I learned a new term today, from female-focused career blog The Grindstone: work spouse. “Does having a ‘work husband’ threaten your marriage?” the article asks.
Maybe, maybe not… but the term ‘work husband’ sure threatens the meaning of the word “marriage.” It threatens the prospects for real male-female equality in the workplace. It’s an inappropriate way to define a professional relationship.
The post refutes a comment on a prior entry — “How to divorce your work husband” — that bizarrely opens with
Oh the “Work Husband.” It’s a dubious title that I’ve never been quite comfortable with.
If you’re not comfortable with the term “work husband,” here’s an idea. Don’t use it. It’s an unnecessary and frankly creepy classification for an office friendship.
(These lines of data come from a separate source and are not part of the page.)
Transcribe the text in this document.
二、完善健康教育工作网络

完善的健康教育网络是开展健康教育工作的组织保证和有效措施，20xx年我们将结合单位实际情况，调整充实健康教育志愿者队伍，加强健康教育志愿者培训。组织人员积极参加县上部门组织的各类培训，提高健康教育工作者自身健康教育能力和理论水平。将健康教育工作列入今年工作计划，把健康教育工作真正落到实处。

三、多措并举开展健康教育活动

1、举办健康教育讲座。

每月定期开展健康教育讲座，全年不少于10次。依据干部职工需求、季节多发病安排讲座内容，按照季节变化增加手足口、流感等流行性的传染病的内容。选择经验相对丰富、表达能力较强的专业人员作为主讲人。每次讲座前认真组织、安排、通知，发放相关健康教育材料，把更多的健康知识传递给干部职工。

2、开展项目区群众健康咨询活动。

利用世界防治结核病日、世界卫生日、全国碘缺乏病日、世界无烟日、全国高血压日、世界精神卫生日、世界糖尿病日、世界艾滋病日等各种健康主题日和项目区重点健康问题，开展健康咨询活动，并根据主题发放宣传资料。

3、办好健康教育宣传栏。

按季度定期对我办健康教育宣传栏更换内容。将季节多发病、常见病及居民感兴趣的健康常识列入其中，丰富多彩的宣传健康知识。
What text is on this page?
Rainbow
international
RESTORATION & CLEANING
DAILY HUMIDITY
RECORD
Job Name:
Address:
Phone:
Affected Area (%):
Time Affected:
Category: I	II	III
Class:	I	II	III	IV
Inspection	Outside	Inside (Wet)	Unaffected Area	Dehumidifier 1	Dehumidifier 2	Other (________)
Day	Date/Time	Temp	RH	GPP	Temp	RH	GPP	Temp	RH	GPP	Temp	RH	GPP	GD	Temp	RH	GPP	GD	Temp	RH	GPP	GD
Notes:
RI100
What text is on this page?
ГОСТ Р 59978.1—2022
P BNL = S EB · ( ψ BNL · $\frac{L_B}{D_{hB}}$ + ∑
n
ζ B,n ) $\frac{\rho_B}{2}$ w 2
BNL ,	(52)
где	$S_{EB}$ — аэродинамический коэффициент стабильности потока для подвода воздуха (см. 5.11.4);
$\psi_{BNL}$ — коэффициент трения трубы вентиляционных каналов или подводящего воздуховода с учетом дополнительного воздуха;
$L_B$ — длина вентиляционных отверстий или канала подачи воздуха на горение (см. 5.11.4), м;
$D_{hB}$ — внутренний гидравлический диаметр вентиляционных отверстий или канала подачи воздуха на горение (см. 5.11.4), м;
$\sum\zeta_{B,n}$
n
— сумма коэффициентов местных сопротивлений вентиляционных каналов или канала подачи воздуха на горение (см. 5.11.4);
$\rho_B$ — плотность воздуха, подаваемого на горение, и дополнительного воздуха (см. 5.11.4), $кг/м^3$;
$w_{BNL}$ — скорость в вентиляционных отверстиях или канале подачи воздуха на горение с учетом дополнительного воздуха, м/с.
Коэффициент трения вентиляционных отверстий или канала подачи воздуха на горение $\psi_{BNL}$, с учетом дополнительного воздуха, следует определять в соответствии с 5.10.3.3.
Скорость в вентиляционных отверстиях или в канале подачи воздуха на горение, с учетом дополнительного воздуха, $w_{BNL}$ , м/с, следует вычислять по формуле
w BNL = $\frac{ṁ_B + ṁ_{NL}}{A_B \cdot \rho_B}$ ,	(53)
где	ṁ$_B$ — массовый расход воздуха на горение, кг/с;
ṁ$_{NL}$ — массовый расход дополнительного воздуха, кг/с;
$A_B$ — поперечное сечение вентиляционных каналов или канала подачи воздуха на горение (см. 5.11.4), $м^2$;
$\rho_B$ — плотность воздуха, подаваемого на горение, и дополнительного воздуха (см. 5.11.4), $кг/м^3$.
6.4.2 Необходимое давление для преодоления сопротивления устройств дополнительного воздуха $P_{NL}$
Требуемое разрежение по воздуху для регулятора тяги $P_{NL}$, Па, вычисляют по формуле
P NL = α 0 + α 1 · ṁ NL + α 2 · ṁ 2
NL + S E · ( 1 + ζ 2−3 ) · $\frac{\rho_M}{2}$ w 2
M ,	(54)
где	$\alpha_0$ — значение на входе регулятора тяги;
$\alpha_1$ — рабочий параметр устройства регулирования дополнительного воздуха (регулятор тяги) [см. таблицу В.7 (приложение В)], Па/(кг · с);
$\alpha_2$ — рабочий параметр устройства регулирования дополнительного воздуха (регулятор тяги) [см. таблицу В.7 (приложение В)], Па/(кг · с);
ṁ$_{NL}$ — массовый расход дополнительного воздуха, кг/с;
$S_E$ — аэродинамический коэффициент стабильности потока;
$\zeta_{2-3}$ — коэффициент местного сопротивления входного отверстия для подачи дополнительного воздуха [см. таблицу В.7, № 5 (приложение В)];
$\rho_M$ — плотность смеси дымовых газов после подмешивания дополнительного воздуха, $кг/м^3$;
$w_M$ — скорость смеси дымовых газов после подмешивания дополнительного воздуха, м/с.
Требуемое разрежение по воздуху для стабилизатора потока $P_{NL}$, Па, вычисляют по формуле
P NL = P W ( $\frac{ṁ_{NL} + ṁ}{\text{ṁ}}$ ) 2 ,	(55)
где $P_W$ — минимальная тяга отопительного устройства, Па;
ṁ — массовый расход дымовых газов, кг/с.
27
I thought surely it was another phenomenon concocted by Cosmo or some other faux-feminist advice-peddling rag for “sassy” types but Wikipedia traces its origins back to the 1930s with Faith Baldwin’s novel The Office Wife. Back then, such a term made a hell of a lot more sense. But in 2012?
What do you call someone who
…backs you up in meetings. He emails you non-essential information — frequently. When he goes the vending machine, he buys for you, too, and at work events, he knows whether you want red or white. He knows your spouse, if you have one, and kids, if you have them. You know his. You have each other’s cell numbers, just in case… ?
The Huffington Post calls that a work spouse.
I call it a FRIEND. Why attach a sexually-connoted word to a relationship that is completely platonic? Is it still so novel for a man and a woman to have a supportive and constructive working relationship, that people actually feel comfortable likening it to a sacrament?